Nesta quarta-feira, o ministro da Fazenda afirmou que, caso a PEC seja aprovada, as despesas com esses setores também deverão ser limitados à inflação do ano anterior - esse limite pode ser expandido, mas desde que o Congresso aprove cortes em outras áreas.
Hoje, os valores investidos em saúde e educação estão vinculados ao avanço da receita do governo.
Assim que o governo Temer anunciou que as duas áreas entrariam no texto, houve um debate sobre os prejuízos para os serviços, o que o presidente interino negou reiteradamente.
Os especialistas ouvidos pela BBC dizem que é difícil saber como o ensino e o atendimento de saúde serão afetados, mas questionam a necessidade de limitar os gastos desses setores à inflação.

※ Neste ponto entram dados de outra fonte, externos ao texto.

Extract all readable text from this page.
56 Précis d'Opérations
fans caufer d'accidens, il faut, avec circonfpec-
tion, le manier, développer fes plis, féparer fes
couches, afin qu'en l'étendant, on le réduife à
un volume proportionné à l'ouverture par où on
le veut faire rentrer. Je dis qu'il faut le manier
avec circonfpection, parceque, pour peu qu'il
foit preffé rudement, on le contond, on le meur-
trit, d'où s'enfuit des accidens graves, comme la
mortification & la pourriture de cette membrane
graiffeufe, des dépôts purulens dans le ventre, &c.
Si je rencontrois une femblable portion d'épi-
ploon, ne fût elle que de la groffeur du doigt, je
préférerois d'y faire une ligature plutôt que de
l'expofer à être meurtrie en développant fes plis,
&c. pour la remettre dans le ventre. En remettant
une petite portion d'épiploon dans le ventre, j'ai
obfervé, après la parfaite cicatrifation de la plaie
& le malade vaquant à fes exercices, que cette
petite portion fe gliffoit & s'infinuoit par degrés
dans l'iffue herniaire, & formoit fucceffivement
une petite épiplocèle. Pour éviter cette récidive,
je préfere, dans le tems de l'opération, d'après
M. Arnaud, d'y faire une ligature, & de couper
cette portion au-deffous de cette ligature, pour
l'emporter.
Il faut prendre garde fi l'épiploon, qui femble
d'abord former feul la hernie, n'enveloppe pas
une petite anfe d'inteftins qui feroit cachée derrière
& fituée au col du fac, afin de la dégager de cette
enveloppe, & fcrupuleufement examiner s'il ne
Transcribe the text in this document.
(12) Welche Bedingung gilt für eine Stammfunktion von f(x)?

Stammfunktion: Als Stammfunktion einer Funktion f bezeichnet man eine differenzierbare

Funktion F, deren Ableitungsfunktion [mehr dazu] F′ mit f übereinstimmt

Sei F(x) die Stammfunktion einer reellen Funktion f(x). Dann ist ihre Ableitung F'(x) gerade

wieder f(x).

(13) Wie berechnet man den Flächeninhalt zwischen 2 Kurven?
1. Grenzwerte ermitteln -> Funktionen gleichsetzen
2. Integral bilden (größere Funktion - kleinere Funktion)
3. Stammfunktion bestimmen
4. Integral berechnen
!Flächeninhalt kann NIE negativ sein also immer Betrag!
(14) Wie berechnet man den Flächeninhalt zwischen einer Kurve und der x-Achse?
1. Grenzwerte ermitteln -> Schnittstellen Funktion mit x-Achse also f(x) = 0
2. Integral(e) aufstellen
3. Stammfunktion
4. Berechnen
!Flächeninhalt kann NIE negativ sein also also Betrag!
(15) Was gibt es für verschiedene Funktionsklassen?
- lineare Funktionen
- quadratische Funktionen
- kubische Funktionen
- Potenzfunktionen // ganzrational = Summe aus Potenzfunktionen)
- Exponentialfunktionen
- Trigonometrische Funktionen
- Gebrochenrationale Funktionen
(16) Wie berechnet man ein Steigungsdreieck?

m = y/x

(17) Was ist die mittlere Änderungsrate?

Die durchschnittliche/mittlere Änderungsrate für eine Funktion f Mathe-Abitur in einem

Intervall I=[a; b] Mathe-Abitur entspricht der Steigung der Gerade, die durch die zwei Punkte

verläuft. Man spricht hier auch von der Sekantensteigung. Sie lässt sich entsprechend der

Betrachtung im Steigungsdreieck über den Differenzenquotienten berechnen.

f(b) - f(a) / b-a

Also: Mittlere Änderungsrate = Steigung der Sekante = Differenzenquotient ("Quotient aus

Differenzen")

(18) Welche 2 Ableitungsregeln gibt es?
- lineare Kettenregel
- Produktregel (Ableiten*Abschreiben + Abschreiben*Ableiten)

Para eles, seria possível fazer cortes maiores em outros departamentos para dar uma margem maior a essas duas áreas essenciais. Outra ideia seria esperar o resultado alcançado pelo teto fiscal antes de mexer na regra que rege os valores gastos com saúde e educação.
"Poderiam manter a regra atual valendo até o limite do gasto estar funcionando. Se não desse para cumprir o teto, se mexeria em saúde e educação, mas não antes", opina Klein.